The row came as Zeid Ra'ad al-Hussein, the UN High Commissioner for Human Rights, launched a ferocious verbal attack on Right-wing "demagogues" in Europe and the US, accusing Donald Trump and Nigel Farage of sharing Isil's tactics. Before Mr Hussein delivered this impassioned speech, his office in Geneva had sent a tweet to 1.5 million followers asking if "belief in the infallibility of free market economic policies" amounted to an "urgent threat".
Hillel Neuer, the head of UN Watch, a campaign group, called this a "loony tweet", adding: "While millions of people are suffering from genocide, sexual slavery and starvation, it is far from clear why the UN would instead focus its attention on unidentifiable 'urgent threats', let alone on economic subjects about which it has neither competence nor expertise."

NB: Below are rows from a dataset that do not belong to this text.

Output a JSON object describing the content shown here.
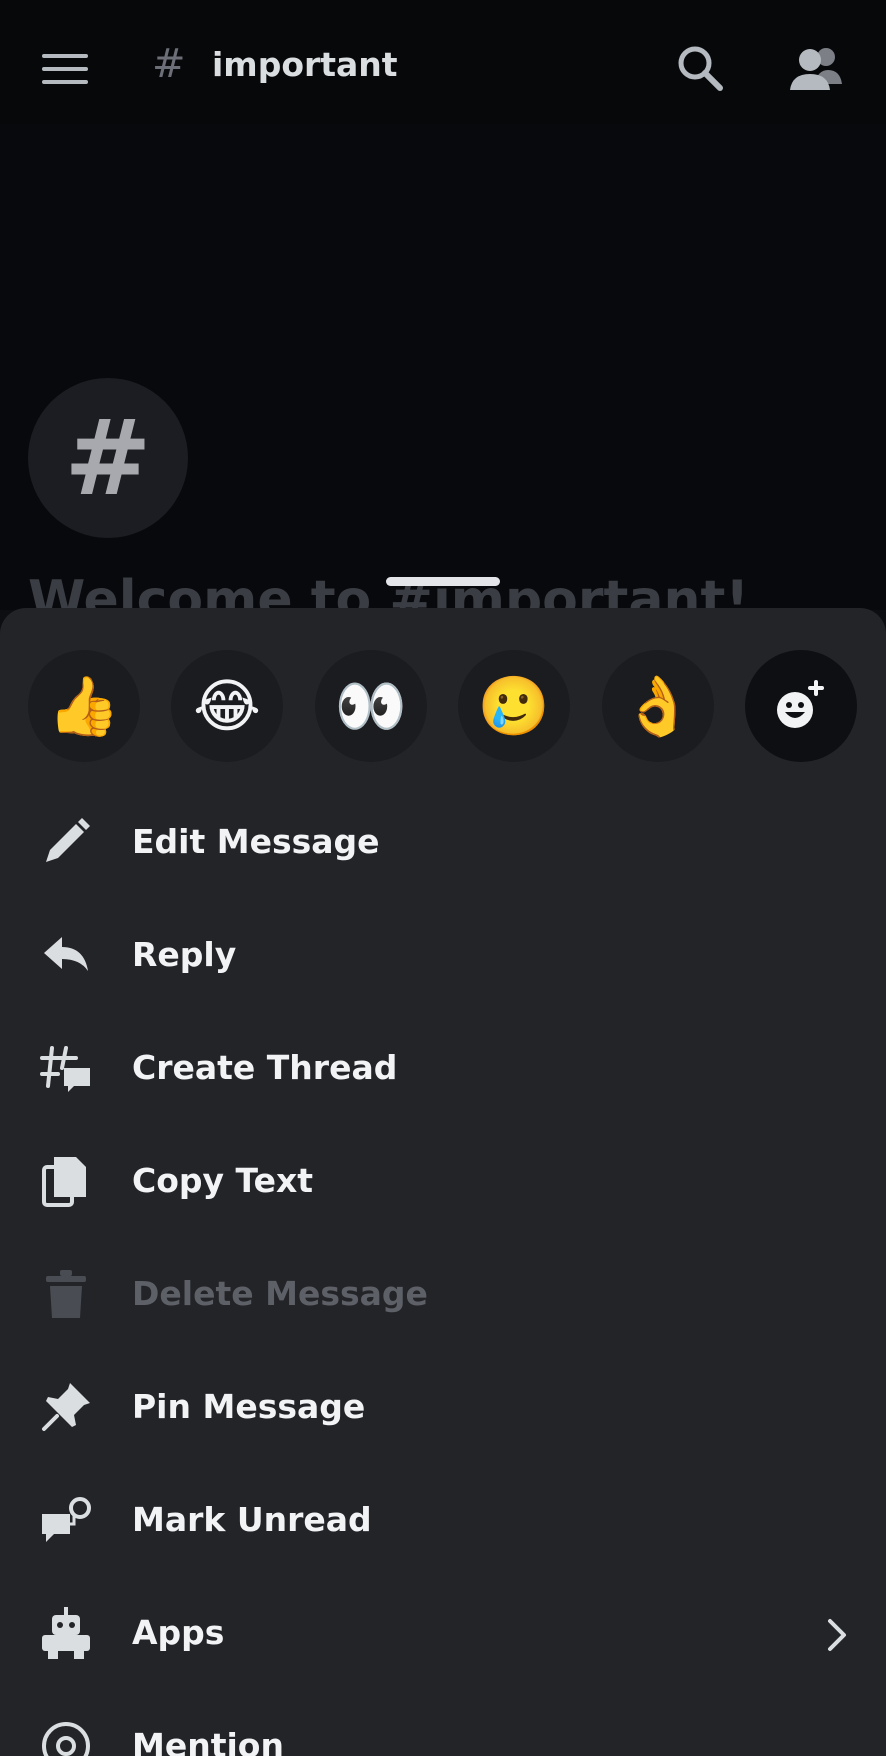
{
  "header": {
    "channel_prefix": "#",
    "channel_name": "important"
  },
  "channel_intro": {
    "avatar_symbol": "#",
    "welcome_text": "Welcome to #important!"
  },
  "reactions": [
    {
      "name": "thumbs-up",
      "emoji": "👍"
    },
    {
      "name": "joy",
      "emoji": "😂"
    },
    {
      "name": "eyes",
      "emoji": "👀"
    },
    {
      "name": "holding-back-tears",
      "emoji": "🥲"
    },
    {
      "name": "ok-hand",
      "emoji": "👌"
    }
  ],
  "menu": {
    "items": [
      {
        "label": "Edit Message",
        "icon": "pencil-icon",
        "disabled": false
      },
      {
        "label": "Reply",
        "icon": "reply-icon",
        "disabled": false
      },
      {
        "label": "Create Thread",
        "icon": "thread-icon",
        "disabled": false
      },
      {
        "label": "Copy Text",
        "icon": "copy-icon",
        "disabled": false
      },
      {
        "label": "Delete Message",
        "icon": "trash-icon",
        "disabled": true
      },
      {
        "label": "Pin Message",
        "icon": "pin-icon",
        "disabled": false
      },
      {
        "label": "Mark Unread",
        "icon": "mark-unread-icon",
        "disabled": false
      },
      {
        "label": "Apps",
        "icon": "robot-icon",
        "disabled": false
      },
      {
        "label": "Mention",
        "icon": "at-icon",
        "disabled": false
      }
    ]
  },
  "colors": {
    "sheet_background": "#232428",
    "text_primary": "#f2f3f5",
    "text_disabled": "#5e6068",
    "icon": "#dbdee1"
  }
}
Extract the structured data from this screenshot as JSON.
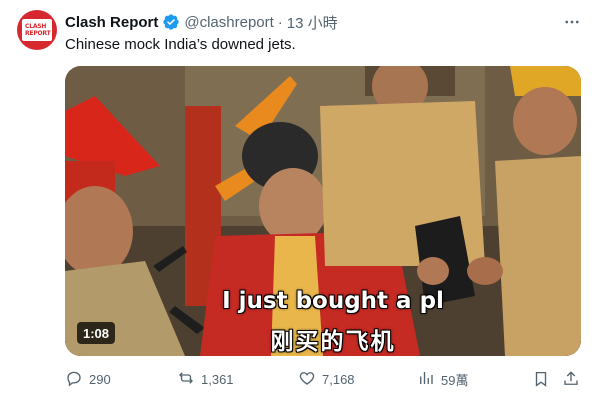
{
  "author": {
    "name": "Clash Report",
    "handle": "@clashreport",
    "separator": "·",
    "time": "13 小時",
    "avatar_text": [
      "CLASH",
      "REPORT"
    ]
  },
  "post": {
    "text": "Chinese mock India’s downed jets."
  },
  "media": {
    "subtitle_en": "I just bought a pl",
    "subtitle_zh": "刚买的飞机",
    "duration": "1:08"
  },
  "actions": {
    "replies": "290",
    "reposts": "1,361",
    "likes": "7,168",
    "views": "59萬"
  },
  "colors": {
    "accent": "#1d9bf0",
    "secondary_text": "#536471",
    "avatar_bg": "#d7282f"
  },
  "icons": [
    "verified-badge-icon",
    "more-icon",
    "reply-icon",
    "repost-icon",
    "like-icon",
    "views-icon",
    "bookmark-icon",
    "share-icon"
  ]
}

Mr Neuer pointed out that socialist economics had brought suffering and misery to Venezuela without drawing similar criticism from the UN. "The same UN human rights office has failed to issue a single tweet about this past month's dire human rights crisis in Venezuela, where millions face mass hunger in part due to attacks on the free market," he said.
During a speech in The Hague, Mr Hussein chose to direct his fire at Western populists, singling out Geert Wilders, the leader of the Party for Freedom in the Netherlands, Marine Le Pen, the head of the National Front in France - along with Mr Trump and Mr Farage. All were "demagogues and political fantasists", said Mr Hussein, and shared the "tactics" of the Islamic State of Iraq and the Levant (Isil).

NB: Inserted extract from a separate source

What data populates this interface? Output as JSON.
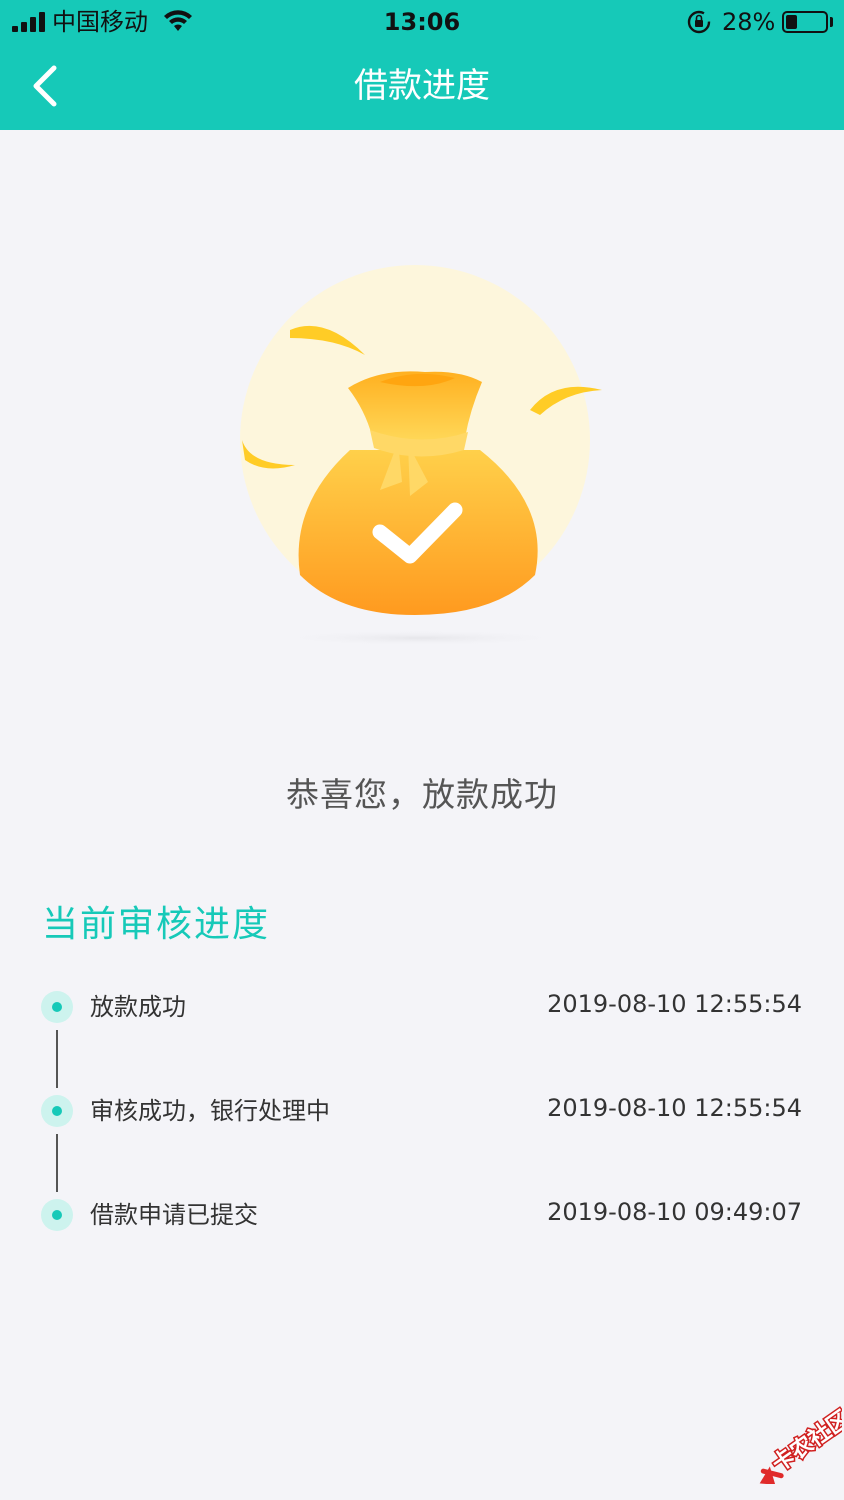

"To them, I must be a sort of nightmare," he added. "I am a Muslim who is, confusingly to racists, also white-skinned; whose mother is European and father, Arab. And I am angry, too."
What the populists had in common with Isil was the goal of restoring a "past, halcyon and so pure in form, where sunlit fields are settled by peoples united by ethnicity or religion". Mr Hussein said the "proposition of recovering a supposedly perfect past is fiction" and its "merchants" were "clever cheats".
Mr Hussein conceded that the West's "nationalist demagogues" did not share the "monstrous" methods of Isil. But they used similar tactics - and Isil was strengthened by their endeavours.
"Both sides of this equation benefit from each other," said Mr Hussein, a Cambridge-educated prince from the Hashemite royal family in Jordan.